Et cette injustice est également bien traitée dans le livre. Un argument assez peu mis en avant dans les commentaires que j’ai pu lire en France, et de fait, je pense que le livre n’est pas forcément tombé entre les mains du public qui aurait pu être véritablement touché par ce thème.
Ajoutez à cela une petite mise en place en librairie, donc peu de visibilité en rayon, et vous obtenez malheureusement un échec commercial.
Et c’est dommage, car je pense sincèrement qu’il fait partie des lectures que j’aurais aimé avoir plus jeune, car outre être divertissante, elle est formatrice et alerte sur bien des choses.
Ce n’est pas un coup de coeur car une ou deux choses – pas très importantes – m’ont perdue sur la fin où le scénario s’accélérait peut être un peu trop vite à mon goût, mais ça n’enlève rien au fait que j’ai adoré ce livre et que j’espère qu’il finira par trouver son public.

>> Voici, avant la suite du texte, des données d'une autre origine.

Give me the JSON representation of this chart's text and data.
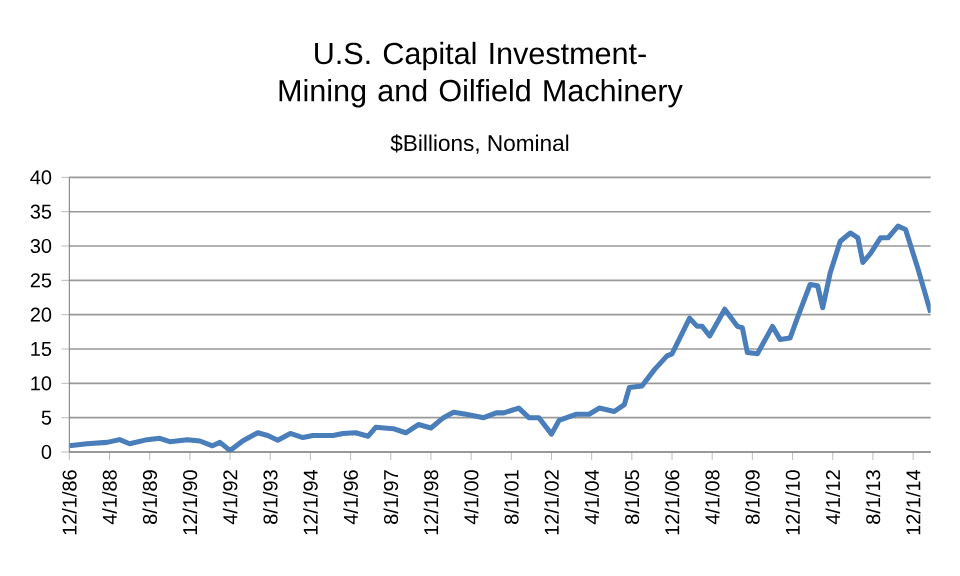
{
  "chart_data": {
    "type": "line",
    "title": "U.S. Capital Investment- Mining and Oilfield Machinery",
    "subtitle": "$Billions, Nominal",
    "x": [
      "1986-12",
      "1987-07",
      "1988-03",
      "1988-08",
      "1988-12",
      "1989-07",
      "1989-12",
      "1990-04",
      "1990-11",
      "1991-04",
      "1991-09",
      "1991-12",
      "1992-04",
      "1992-09",
      "1993-03",
      "1993-07",
      "1993-11",
      "1994-04",
      "1994-09",
      "1995-01",
      "1995-09",
      "1996-01",
      "1996-06",
      "1996-11",
      "1997-02",
      "1997-09",
      "1998-02",
      "1998-07",
      "1998-12",
      "1999-05",
      "1999-09",
      "2000-02",
      "2000-09",
      "2001-02",
      "2001-05",
      "2001-11",
      "2002-03",
      "2002-07",
      "2002-12",
      "2003-03",
      "2003-10",
      "2004-03",
      "2004-07",
      "2005-01",
      "2005-05",
      "2005-07",
      "2005-12",
      "2006-05",
      "2006-10",
      "2006-12",
      "2007-07",
      "2007-10",
      "2007-12",
      "2008-03",
      "2008-09",
      "2009-02",
      "2009-04",
      "2009-06",
      "2009-10",
      "2010-04",
      "2010-07",
      "2010-11",
      "2011-02",
      "2011-07",
      "2011-10",
      "2011-12",
      "2012-03",
      "2012-07",
      "2012-11",
      "2013-02",
      "2013-04",
      "2013-07",
      "2013-11",
      "2014-02",
      "2014-06",
      "2014-09",
      "2015-02",
      "2015-07"
    ],
    "series": [
      {
        "color": "#4a7ebb",
        "values": [
          0.9,
          1.2,
          1.4,
          1.8,
          1.2,
          1.8,
          2.0,
          1.5,
          1.8,
          1.6,
          0.9,
          1.4,
          0.2,
          1.6,
          2.8,
          2.4,
          1.7,
          2.7,
          2.1,
          2.4,
          2.4,
          2.7,
          2.8,
          2.3,
          3.6,
          3.4,
          2.8,
          4.0,
          3.5,
          5.0,
          5.8,
          5.5,
          5.0,
          5.7,
          5.7,
          6.4,
          5.0,
          5.0,
          2.6,
          4.6,
          5.5,
          5.5,
          6.4,
          5.9,
          6.9,
          9.4,
          9.6,
          12.0,
          14.0,
          14.3,
          19.5,
          18.3,
          18.3,
          16.9,
          20.8,
          18.3,
          18.1,
          14.5,
          14.3,
          18.3,
          16.4,
          16.6,
          19.6,
          24.4,
          24.2,
          21.0,
          26.1,
          30.7,
          31.9,
          31.2,
          27.6,
          28.9,
          31.2,
          31.2,
          32.9,
          32.4,
          26.6,
          20.3
        ]
      }
    ],
    "xlim": [
      "1986-12",
      "2015-07"
    ],
    "xticks": [
      {
        "value": "1986-12-01",
        "label": "12/1/86"
      },
      {
        "value": "1988-04-01",
        "label": "4/1/88"
      },
      {
        "value": "1989-08-01",
        "label": "8/1/89"
      },
      {
        "value": "1990-12-01",
        "label": "12/1/90"
      },
      {
        "value": "1992-04-01",
        "label": "4/1/92"
      },
      {
        "value": "1993-08-01",
        "label": "8/1/93"
      },
      {
        "value": "1994-12-01",
        "label": "12/1/94"
      },
      {
        "value": "1996-04-01",
        "label": "4/1/96"
      },
      {
        "value": "1997-08-01",
        "label": "8/1/97"
      },
      {
        "value": "1998-12-01",
        "label": "12/1/98"
      },
      {
        "value": "2000-04-01",
        "label": "4/1/00"
      },
      {
        "value": "2001-08-01",
        "label": "8/1/01"
      },
      {
        "value": "2002-12-01",
        "label": "12/1/02"
      },
      {
        "value": "2004-04-01",
        "label": "4/1/04"
      },
      {
        "value": "2005-08-01",
        "label": "8/1/05"
      },
      {
        "value": "2006-12-01",
        "label": "12/1/06"
      },
      {
        "value": "2008-04-01",
        "label": "4/1/08"
      },
      {
        "value": "2009-08-01",
        "label": "8/1/09"
      },
      {
        "value": "2010-12-01",
        "label": "12/1/10"
      },
      {
        "value": "2012-04-01",
        "label": "4/1/12"
      },
      {
        "value": "2013-08-01",
        "label": "8/1/13"
      },
      {
        "value": "2014-12-01",
        "label": "12/1/14"
      }
    ],
    "ylim": [
      0,
      40
    ],
    "yticks": [
      0,
      5,
      10,
      15,
      20,
      25,
      30,
      35,
      40
    ],
    "grid": "y",
    "marker": "none",
    "line_style": "solid"
  }
}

En attendant, j’ai apporté ma pierre à l’édifice en l’offrant à la fille d’une amie âgée de 15 ans, et elle a adoré 🙂
Extraits :
Korey dit que l’amour est difficile. L’amour est compliqué et demande beaucoup de travail. Les règles sont différentes quand on aime une célébrité. Elles subissent tellement de pression. Et, en tant que petite amie, je dois le soutenir. Être compréhensive, plutôt que d’être casse-pieds. C’est donc ce que je fais. Je chante mon amour dans l’ombre, côté scène. Je m’assure qu’il a suffisamment à manger, à boire et d’espace lorsqu’il en a besoin. Il m’a tellement donné, ainsi qu’à ma famille. C’est le moins que je puisse faire pour lui.
Ta voix ne sert pas juste à chanter, tu sais ? Tu dois parler. Si ce n’est pas pour toi, fais-le pour la prochaine, parce qu’il y en aura d’autres si tu laisses les gens penser qu’ils peuvent s’en tirer après t’avoir fait du mal.
Le rêve de votre fille est d’être une star. Si vous allez voir la police, les labels la mettront sur liste noire. Elle n’aura aucune chance. Ce sera la parole d’une gamine contre Korey Fields. Mais si nous lui faisons un nom, ce sera la parole d’Enchanted contre la sienne. Et ça aura plus de poids.